名家談片2


『みづゑ』第六十五
明治43年8月3日

 東宮御所や日本銀行も建物なら、横町の交番所も建物だ、本願寺も建物なら裏の物置も建物だ。
 ヴアチカンやヴエルサイユの建築と、四畳半の茶室とは比較するやっが馬鹿だ、ドツチもそれぞれの趣きがあらうぢやアないか。洒落たものが必ずしもよくないが、永久的だからつて難有とは極まつてゐない。
○何でも自分のやつてゐる事、自分の主義のものでなくつては、繪でないやうに言ふのは悪い癖だ、反對には極端が件ひ易い。

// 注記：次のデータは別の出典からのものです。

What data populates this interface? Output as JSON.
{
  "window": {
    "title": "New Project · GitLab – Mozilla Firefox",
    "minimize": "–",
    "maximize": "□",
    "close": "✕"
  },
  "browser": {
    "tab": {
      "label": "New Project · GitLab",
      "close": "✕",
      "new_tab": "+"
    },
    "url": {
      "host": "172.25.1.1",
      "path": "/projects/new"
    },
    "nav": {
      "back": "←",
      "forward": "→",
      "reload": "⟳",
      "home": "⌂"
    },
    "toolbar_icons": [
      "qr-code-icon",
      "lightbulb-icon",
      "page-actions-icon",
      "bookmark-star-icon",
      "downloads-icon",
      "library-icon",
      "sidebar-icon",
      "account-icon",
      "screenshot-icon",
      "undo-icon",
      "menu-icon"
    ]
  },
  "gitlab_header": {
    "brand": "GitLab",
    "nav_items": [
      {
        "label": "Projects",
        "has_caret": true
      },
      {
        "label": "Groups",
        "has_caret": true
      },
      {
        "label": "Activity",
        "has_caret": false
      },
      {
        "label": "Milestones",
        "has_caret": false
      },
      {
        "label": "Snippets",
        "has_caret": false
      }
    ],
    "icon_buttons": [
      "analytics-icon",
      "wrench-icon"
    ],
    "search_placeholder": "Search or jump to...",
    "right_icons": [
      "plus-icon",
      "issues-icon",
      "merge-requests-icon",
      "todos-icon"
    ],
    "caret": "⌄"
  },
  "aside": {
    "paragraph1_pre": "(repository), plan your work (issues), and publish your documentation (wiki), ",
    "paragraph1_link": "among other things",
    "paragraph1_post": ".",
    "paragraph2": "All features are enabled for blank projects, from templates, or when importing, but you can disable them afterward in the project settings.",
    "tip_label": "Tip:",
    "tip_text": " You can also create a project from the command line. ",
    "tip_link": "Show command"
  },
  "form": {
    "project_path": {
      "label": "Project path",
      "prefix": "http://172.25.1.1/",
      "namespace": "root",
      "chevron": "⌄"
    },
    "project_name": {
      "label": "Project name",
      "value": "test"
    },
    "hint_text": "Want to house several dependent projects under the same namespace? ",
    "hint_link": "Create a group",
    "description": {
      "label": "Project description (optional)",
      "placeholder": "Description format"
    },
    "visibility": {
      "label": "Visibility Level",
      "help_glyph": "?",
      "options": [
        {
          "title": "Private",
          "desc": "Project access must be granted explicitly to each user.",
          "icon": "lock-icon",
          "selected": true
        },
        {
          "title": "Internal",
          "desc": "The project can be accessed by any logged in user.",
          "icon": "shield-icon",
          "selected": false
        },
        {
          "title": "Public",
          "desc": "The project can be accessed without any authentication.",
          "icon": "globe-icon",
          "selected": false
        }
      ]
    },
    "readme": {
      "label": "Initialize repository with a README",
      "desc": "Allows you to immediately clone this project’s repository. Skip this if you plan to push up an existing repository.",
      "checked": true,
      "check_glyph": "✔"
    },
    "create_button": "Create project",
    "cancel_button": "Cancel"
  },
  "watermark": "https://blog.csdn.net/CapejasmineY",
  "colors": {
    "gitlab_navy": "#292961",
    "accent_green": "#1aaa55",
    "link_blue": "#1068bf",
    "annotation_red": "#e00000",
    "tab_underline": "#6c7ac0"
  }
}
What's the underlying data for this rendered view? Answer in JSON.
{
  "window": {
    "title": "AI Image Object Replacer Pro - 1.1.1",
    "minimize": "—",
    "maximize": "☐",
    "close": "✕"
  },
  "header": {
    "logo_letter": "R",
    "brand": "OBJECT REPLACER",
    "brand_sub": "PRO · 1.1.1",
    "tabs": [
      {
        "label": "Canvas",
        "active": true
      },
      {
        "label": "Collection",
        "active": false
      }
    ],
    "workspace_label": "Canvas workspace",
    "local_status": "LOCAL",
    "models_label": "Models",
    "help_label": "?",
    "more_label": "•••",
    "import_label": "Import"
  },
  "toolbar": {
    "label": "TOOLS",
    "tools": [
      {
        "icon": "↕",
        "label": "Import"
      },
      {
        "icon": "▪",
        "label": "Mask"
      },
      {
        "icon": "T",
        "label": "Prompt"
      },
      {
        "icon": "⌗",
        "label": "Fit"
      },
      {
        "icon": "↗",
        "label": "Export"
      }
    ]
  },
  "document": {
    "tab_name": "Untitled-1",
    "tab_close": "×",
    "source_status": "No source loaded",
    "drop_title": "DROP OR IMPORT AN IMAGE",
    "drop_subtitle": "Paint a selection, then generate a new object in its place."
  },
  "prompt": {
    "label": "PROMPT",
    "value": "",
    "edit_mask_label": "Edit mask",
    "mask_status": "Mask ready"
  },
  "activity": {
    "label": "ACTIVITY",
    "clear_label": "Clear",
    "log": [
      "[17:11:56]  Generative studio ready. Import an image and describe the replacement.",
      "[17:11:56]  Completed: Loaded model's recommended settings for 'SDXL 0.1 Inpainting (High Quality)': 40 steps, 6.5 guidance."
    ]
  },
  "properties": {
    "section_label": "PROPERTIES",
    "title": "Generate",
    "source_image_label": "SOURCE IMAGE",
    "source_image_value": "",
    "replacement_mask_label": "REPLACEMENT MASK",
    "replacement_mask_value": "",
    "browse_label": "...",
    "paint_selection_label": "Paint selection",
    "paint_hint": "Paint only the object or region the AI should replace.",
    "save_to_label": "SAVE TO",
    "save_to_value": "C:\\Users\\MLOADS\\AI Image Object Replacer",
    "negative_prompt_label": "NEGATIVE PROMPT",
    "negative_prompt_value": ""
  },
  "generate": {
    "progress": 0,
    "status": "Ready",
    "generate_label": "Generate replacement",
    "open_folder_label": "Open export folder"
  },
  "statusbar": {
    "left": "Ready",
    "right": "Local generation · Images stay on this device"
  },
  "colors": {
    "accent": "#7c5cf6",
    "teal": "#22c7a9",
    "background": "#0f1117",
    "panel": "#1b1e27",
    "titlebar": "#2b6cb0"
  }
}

○興味のあるうちだけ畫け、感興が無くなつたらそこでやめろ、それを古い頭の人間は半出來だなんて吐かすが、どうして立派な畫だ、厭になつて迄も突ついてゐるのは氣が知れないといふ。成程御尤もだが、併し稽古中の若い人間には、そんな事を言ふもンぢやアないよ、研究所へ來て三十分もやつて、アヽ厭になったといつては止めて了つたら、とてもソイッは一人前になれないし、輪廓に一寸ばかり影のついたものが、立派な繪でもないからね。